Fanatics hasn’t made much of a dent in the sports betting space, but CEO Michael Rubin intends for that to change.
“I think we’re in the second or third inning of sports gambling,” Rubin said on Colin Cowherd’s podcast.
Since failing to secure a New York sports betting license during the state’s competitive bidding process, BetFanatics has been ramping up operations. BetFanatics is currently looking to hire more than 60 employees, though it remains unclear how its online operation will run.
“I think 10 years from now sports gambling is completely mainstream in most places in North America,” Rubin said, preaching patience. “I think the experience will also be demonstrably better.
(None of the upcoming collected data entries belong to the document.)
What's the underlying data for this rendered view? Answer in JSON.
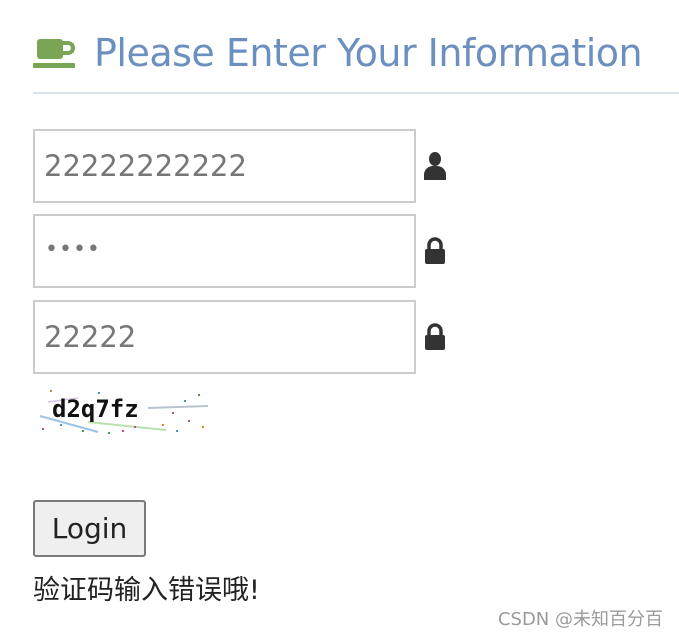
{
  "header": {
    "title": "Please Enter Your Information",
    "icon": "coffee-icon"
  },
  "form": {
    "username": {
      "value": "22222222222",
      "icon": "user-icon"
    },
    "password": {
      "masked_value": "••••",
      "icon": "lock-icon"
    },
    "captcha_input": {
      "value": "22222",
      "icon": "lock-icon"
    },
    "captcha_image_text": "d2q7fz"
  },
  "login_label": "Login",
  "error_message": "验证码输入错误哦!",
  "watermark": "CSDN @未知百分百",
  "colors": {
    "title": "#6b8fbe",
    "coffee_icon": "#7aa554",
    "divider": "#dbe3ea",
    "field_border": "#cccccc",
    "field_text": "#777777",
    "side_icons": "#333333"
  }
}
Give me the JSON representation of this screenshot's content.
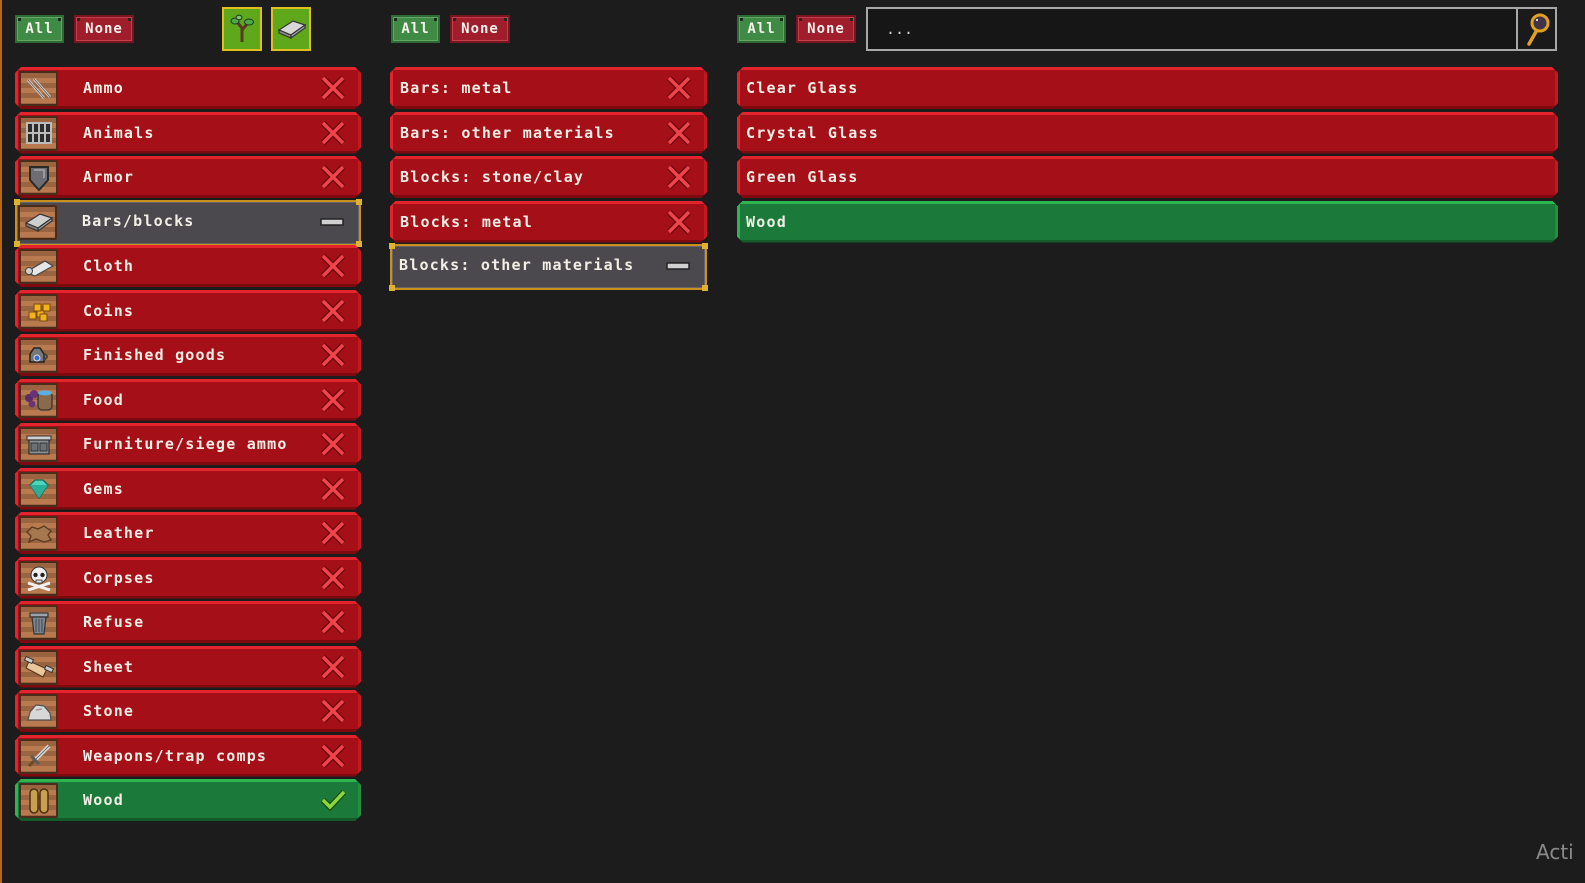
{
  "colors": {
    "enabled": "#1b7a39",
    "disabled": "#a50f17",
    "partial": "#4c494e",
    "background": "#1c1c1c",
    "toggle_active": "#5fa81c"
  },
  "categories": {
    "all_label": "All",
    "none_label": "None",
    "toggles": [
      {
        "name": "organic-toggle",
        "icon": "sapling-icon"
      },
      {
        "name": "inorganic-toggle",
        "icon": "metal-bar-icon"
      }
    ],
    "items": [
      {
        "label": "Ammo",
        "icon": "bolts-icon",
        "state": "off"
      },
      {
        "label": "Animals",
        "icon": "cage-icon",
        "state": "off"
      },
      {
        "label": "Armor",
        "icon": "shield-icon",
        "state": "off"
      },
      {
        "label": "Bars/blocks",
        "icon": "metal-bar-icon",
        "state": "partial"
      },
      {
        "label": "Cloth",
        "icon": "cloth-icon",
        "state": "off"
      },
      {
        "label": "Coins",
        "icon": "coins-icon",
        "state": "off"
      },
      {
        "label": "Finished goods",
        "icon": "jug-icon",
        "state": "off"
      },
      {
        "label": "Food",
        "icon": "food-barrel-icon",
        "state": "off"
      },
      {
        "label": "Furniture/siege ammo",
        "icon": "cabinet-icon",
        "state": "off"
      },
      {
        "label": "Gems",
        "icon": "gem-icon",
        "state": "off"
      },
      {
        "label": "Leather",
        "icon": "hide-icon",
        "state": "off"
      },
      {
        "label": "Corpses",
        "icon": "skull-icon",
        "state": "off"
      },
      {
        "label": "Refuse",
        "icon": "trash-can-icon",
        "state": "off"
      },
      {
        "label": "Sheet",
        "icon": "scroll-icon",
        "state": "off"
      },
      {
        "label": "Stone",
        "icon": "rock-icon",
        "state": "off"
      },
      {
        "label": "Weapons/trap comps",
        "icon": "sword-icon",
        "state": "off"
      },
      {
        "label": "Wood",
        "icon": "logs-icon",
        "state": "on"
      }
    ]
  },
  "subcategories": {
    "all_label": "All",
    "none_label": "None",
    "items": [
      {
        "label": "Bars: metal",
        "state": "off"
      },
      {
        "label": "Bars: other materials",
        "state": "off"
      },
      {
        "label": "Blocks: stone/clay",
        "state": "off"
      },
      {
        "label": "Blocks: metal",
        "state": "off"
      },
      {
        "label": "Blocks: other materials",
        "state": "partial"
      }
    ]
  },
  "materials": {
    "all_label": "All",
    "none_label": "None",
    "search": {
      "placeholder": "...",
      "value": ""
    },
    "items": [
      {
        "label": "Clear Glass",
        "state": "off"
      },
      {
        "label": "Crystal Glass",
        "state": "off"
      },
      {
        "label": "Green Glass",
        "state": "off"
      },
      {
        "label": "Wood",
        "state": "on"
      }
    ]
  },
  "watermark": "Acti"
}
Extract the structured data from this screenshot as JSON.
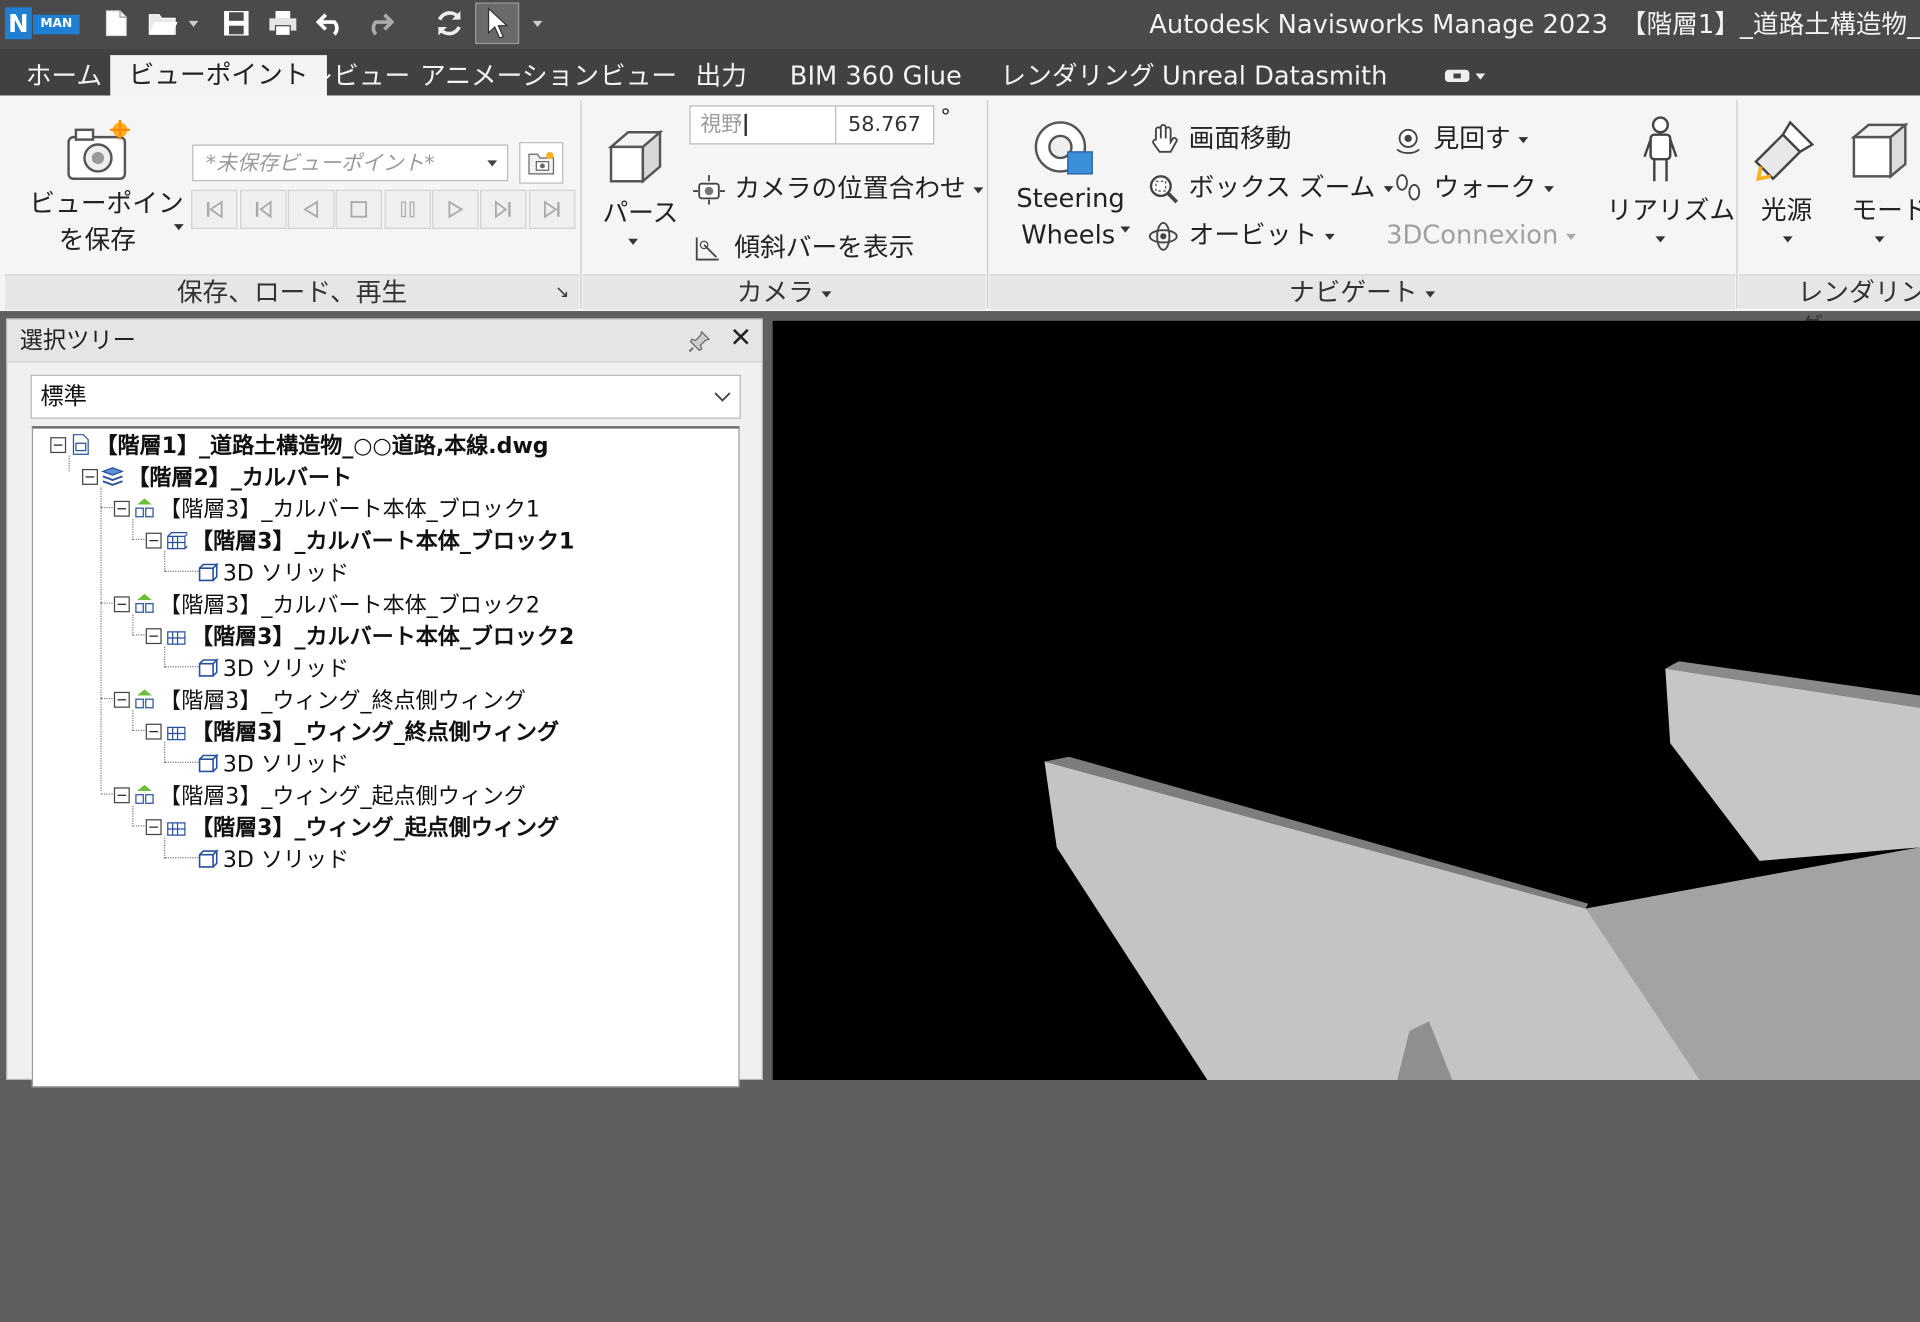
{
  "app": {
    "title": "Autodesk Navisworks Manage 2023　【階層1】_道路土構造物_",
    "logo_letter": "N",
    "logo_badge": "MAN"
  },
  "quick_access": [
    "new-file-icon",
    "open-folder-icon",
    "save-icon",
    "print-icon",
    "undo-icon",
    "redo-icon",
    "refresh-icon",
    "select-cursor-icon"
  ],
  "tabs": [
    {
      "label": "ホーム",
      "active": false
    },
    {
      "label": "ビューポイント",
      "active": true
    },
    {
      "label": "レビュー",
      "active": false
    },
    {
      "label": "アニメーション",
      "active": false
    },
    {
      "label": "ビュー",
      "active": false
    },
    {
      "label": "出力",
      "active": false
    },
    {
      "label": "BIM 360 Glue",
      "active": false
    },
    {
      "label": "レンダリング",
      "active": false
    },
    {
      "label": "Unreal Datasmith",
      "active": false
    }
  ],
  "ribbon": {
    "save_panel": {
      "save_viewpoint_line1": "ビューポイント",
      "save_viewpoint_line2": "を保存",
      "viewpoint_dropdown": "*未保存ビューポイント*",
      "footer": "保存、ロード、再生"
    },
    "camera_panel": {
      "perspective": "パース",
      "fov_label": "視野",
      "fov_value": "58.767",
      "fov_unit": "°",
      "align_camera": "カメラの位置合わせ",
      "show_tilt_bar": "傾斜バーを表示",
      "footer": "カメラ"
    },
    "navigate_panel": {
      "steering_line1": "Steering",
      "steering_line2": "Wheels",
      "pan": "画面移動",
      "box_zoom": "ボックス ズーム",
      "orbit": "オービット",
      "look_around": "見回す",
      "walk": "ウォーク",
      "connexion": "3DConnexion",
      "realism": "リアリズム",
      "footer": "ナビゲート"
    },
    "render_panel": {
      "light": "光源",
      "mode": "モード",
      "footer": "レンダリング"
    }
  },
  "selection_tree": {
    "title": "選択ツリー",
    "filter": "標準",
    "items": [
      {
        "label": "【階層1】_道路土構造物_○○道路,本線.dwg",
        "bold": true
      },
      {
        "label": "【階層2】_カルバート",
        "bold": true
      },
      {
        "label": "【階層3】_カルバート本体_ブロック1",
        "bold": false
      },
      {
        "label": "【階層3】_カルバート本体_ブロック1",
        "bold": true
      },
      {
        "label": "3D ソリッド",
        "bold": false
      },
      {
        "label": "【階層3】_カルバート本体_ブロック2",
        "bold": false
      },
      {
        "label": "【階層3】_カルバート本体_ブロック2",
        "bold": true
      },
      {
        "label": "3D ソリッド",
        "bold": false
      },
      {
        "label": "【階層3】_ウィング_終点側ウィング",
        "bold": false
      },
      {
        "label": "【階層3】_ウィング_終点側ウィング",
        "bold": true
      },
      {
        "label": "3D ソリッド",
        "bold": false
      },
      {
        "label": "【階層3】_ウィング_起点側ウィング",
        "bold": false
      },
      {
        "label": "【階層3】_ウィング_起点側ウィング",
        "bold": true
      },
      {
        "label": "3D ソリッド",
        "bold": false
      }
    ]
  },
  "colors": {
    "titlebar": "#4a4a4a",
    "tabbar": "#414141",
    "ribbon": "#f5f5f5",
    "viewport_bg": "#000000",
    "model_light": "#c8c8c8",
    "model_mid": "#a8a8a8",
    "model_dark": "#808080"
  }
}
“… So for us, we don’t worry about how things start, we worry about how they finish. … We’re going to make sure to create the best product for sports fans, the best experience, and we have huge strategic advantages.”
Why Rubin thinks Fanatics is well-positioned
Rubin believes that advantage comes from a database of 100 million sports fans who already use Fanatics. He intends to create an all-encompassing app for sports fans that includes live games, betting, retail, NFTs, collectibles and tickets.
Still, like Barstool Sports, Fanatics Sportsbook likely faces a daunting challenge in trying to compete with established industry leaders like FanDuel and DraftKings.
“We really want to give the sports fan everything they want digitally in one place,” Rubin said. “I think that’s a massive opportunity.”
Rubin sold his stake in the parent company that owns the Philadelphia 76ers and New Jersey Devils because of a conflict of interest with his Fanatics’ endeavors. Fanatics has endorsement deals on the collectibles side with 1,000s of individual athletes, and plans to take bets on the Sixers later this year.
“It was great when it wasn’t a conflict, but when I saw it was holding back Fanatics it was immediately an easy decision for me to reach,” Rubin said.
Fanatics’ future taking shape
Fanatics is presumed to have retail sportsbooks in Maryland (FedEx Field) and Ohio (Nationwide Arena).
It also still has intentions of getting back into The Big Apple, and has lobbied for a reduction of NY’s 51% tax rate for online sports betting. It also has contributed significantly to the ballot proposal for California online sports betting, while recently making its interest in obtaining a license in Massachusetts sports betting known to the state gaming commission.
BetFanatics is led by former FanDuel CEO Matt King and former Action Network COO Ari Borod.
Cowherd asked Rubin if he’d ever thought of selling his sports retail empire. “We’re just starting,” Rubin said. “Fanatics is in the first quarter of the game. I think we have so much potential and room for improvement.”